2. Moby Dick, Herman Melville—He gave the novel, still in its youth, a damn good shake. It is a wonder-filled conjunction of interests and motivations.

3. Collected Poems, Ted Berrigan—This is an excitingly fun book, a lesson in adventuresome words.

4. Collected Poems, Emily Dickinson—I could have chosen Leaves of Grass but I find her canny subversions more satisfying. You have to puzzle every word.

5. Letters & Poems, John Keats—That balance between his poems and his letters, and how his poetry places within the context of his criticism and his biography, is incredibly useful.

6. English & Scottish Ballads, Francis J. Child—This stuff is thunder, and it has already lasted a couple of years. I may have started with the versions by Fairport Convention and Steeleye Span but the original ballads do not creak at all.

7. Tottering State, Tom Raworth—An unexpected choice, but it works for me.

8. Collected Books, Jack Spicer—I found this at Grolier Book Shop years ago, without having read Spicer hardly at all. He makes a fascinating possibility out of BOOK, and Robin Blaser supplies a terrific critical essay. All the tools you need.

9. Collected Poems, Lorine Niedecker—Maybe her selected poems is a better book, being more concise, like her poetry, but it is nice to see the extent of her work.

10. The Cantos, Ezra Pound—A great and influential book, news that stays new.
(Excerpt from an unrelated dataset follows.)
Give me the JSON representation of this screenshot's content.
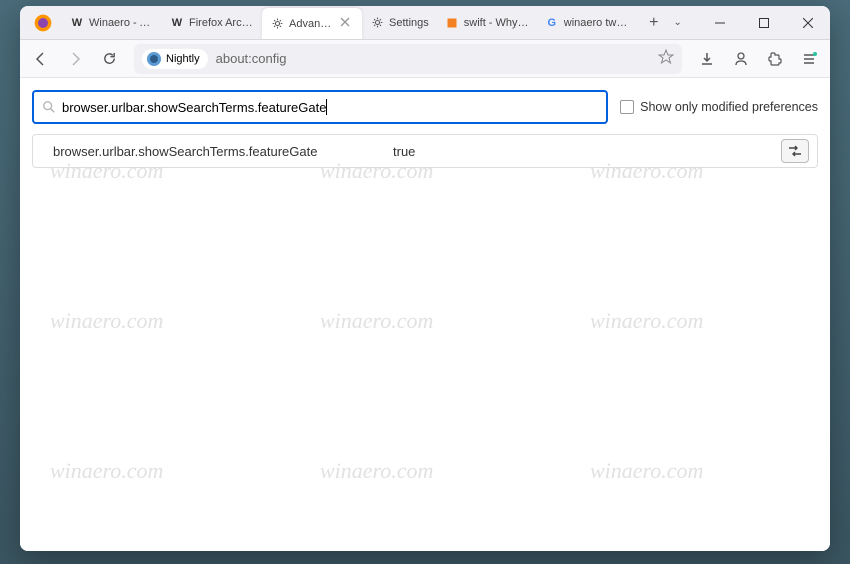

11. A, Louis Zufoksky—Oh yeah, another great book, and we are still learning to read it.

12. My Emily Dickinson, Susan Howe—The Maximus Poems show Olson’s eccentric scholarship, Howe’s work, both her poetry, and this critical work, are the results of her eccentric scholarship.

13. Pieces, Robert Creeley—I never cared for his earlier work, and I lost interest in his later work, but this seems to be the best expression of his art. Perhaps I show my own impatience or critical ineptitude in declaring thus. His lines, his pace, and his enjambments, have been influential on me, and i imagine on many others.

14. Tender Buttons, Gertrude Stein—Another great and influential book.

15. The Archetypes and Collective Unconscious, C. G. Jung—I came to Jung late, Freud too, but I find that his work, and this book especially, full of usefulness in understanding the creative act. He’s not a messiah, he’s a kook, like Olson. I learned a certain wariness with Olson, and use it with Jung, as well.